142 So. 33 | Ala. | 1932

Complainant, a corporation organized under the laws of the state of Virginia, recovered in May, 1929, a judgment in the United States District Court for the Northern District of the state of Florida, against T. J. Spear, and filed this bill to set aside and cancel as fraudulent and void certain conveyances to real estate and a deposit in the Bank of Florala.

Under repeated decisions of this court, any number of fraudulent grantees may be joined in such a bill, without rendering it subject to the objection of multifariousness. Gassenheimer v. Kellogg, 121 Ala. 109, *19 26 So. 29; Henderson v. Farley National Bank, 123 Ala. 547,26 So. 226, 82 Am. St. Rep. 140; Steiner Land Lumber Co. v. King,118 Ala. 546, 24 So. 35.

Nor is the bill deficient in failing to aver the complainant had complied with our statute (section 7208-7211, Code 1923; Houston Canning Co. v. Virginia Can Co., 211 Ala. 232,100 So. 104, 35 A.L.R. 912) relating to foreign corporations engaging in business in this state.

The suit is not on any contract or agreement of any character (Houston Canning Co. v. Virginia Can Co., supra), but an effort to obtain the fruits of a judgment recovered in another state, and its consequent enforcement which is a legal right unaffected by the above noted statute. Capitol Lumber Co. v. Mullinix, 208 Ala. 266, 94 So. 88.
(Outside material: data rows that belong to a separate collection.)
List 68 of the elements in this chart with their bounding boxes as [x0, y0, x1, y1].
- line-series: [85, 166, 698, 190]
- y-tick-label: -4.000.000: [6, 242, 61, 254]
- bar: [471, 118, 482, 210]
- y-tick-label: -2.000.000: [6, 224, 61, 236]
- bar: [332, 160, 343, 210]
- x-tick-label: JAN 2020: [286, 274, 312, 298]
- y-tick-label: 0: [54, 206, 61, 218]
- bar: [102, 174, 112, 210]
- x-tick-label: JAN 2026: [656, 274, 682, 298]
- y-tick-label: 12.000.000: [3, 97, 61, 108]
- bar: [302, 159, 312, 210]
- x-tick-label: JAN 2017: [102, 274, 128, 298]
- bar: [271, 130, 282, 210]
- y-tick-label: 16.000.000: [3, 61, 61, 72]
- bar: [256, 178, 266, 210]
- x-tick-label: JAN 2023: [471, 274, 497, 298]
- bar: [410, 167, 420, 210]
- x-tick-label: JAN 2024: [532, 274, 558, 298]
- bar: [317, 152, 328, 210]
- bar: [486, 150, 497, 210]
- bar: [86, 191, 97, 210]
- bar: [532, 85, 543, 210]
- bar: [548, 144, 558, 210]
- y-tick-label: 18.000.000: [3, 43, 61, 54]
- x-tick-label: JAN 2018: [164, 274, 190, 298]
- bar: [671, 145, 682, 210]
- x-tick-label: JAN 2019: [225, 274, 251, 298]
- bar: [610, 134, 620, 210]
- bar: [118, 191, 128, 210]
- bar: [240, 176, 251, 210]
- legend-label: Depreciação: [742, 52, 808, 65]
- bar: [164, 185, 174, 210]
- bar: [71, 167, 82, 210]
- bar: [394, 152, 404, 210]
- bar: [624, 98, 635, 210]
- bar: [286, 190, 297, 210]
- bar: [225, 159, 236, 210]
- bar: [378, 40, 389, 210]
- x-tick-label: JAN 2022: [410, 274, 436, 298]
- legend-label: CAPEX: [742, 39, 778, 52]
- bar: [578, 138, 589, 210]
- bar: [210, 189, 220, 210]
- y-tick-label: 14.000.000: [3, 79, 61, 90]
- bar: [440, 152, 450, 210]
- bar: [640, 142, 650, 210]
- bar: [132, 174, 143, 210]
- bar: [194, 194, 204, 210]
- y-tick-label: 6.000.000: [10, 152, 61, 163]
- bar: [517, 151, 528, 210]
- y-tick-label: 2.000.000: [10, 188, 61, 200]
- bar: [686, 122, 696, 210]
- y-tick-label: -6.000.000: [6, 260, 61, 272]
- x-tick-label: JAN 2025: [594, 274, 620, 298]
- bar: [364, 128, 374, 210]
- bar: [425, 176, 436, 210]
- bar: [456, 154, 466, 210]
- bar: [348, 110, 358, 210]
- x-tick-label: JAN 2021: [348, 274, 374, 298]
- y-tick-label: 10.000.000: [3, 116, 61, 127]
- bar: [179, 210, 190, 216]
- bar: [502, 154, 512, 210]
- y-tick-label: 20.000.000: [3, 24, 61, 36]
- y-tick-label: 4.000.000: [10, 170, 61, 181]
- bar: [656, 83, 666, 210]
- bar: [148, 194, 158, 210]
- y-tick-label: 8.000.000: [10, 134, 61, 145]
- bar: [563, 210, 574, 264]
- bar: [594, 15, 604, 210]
It is a well-recognized rule that all persons in the possession of property of the debtor sought to be reached are proper and necessary parties to the suit. Plaster v. Thorne-Franklin Shoe Co., 123 Ala. 360, 26 So. 225 15; Corpus Juris 1415.

This suffices as an answer to the argument on behalf of the bank and Mrs. Grider, though we are inclined to the view no assignment of demurrer is specifically directed to the sufficiency of the bill in that respect. National Union Fire Ins. Co. v. Lassetter, 224 Ala. 649, 141 So. 645, present term.

The demurrer to the bill was properly overruled, and the decree is accordingly affirmed.

Affirmed.

ANDERSON, C. J., and BOULDIN and FOSTER, JJ., concur.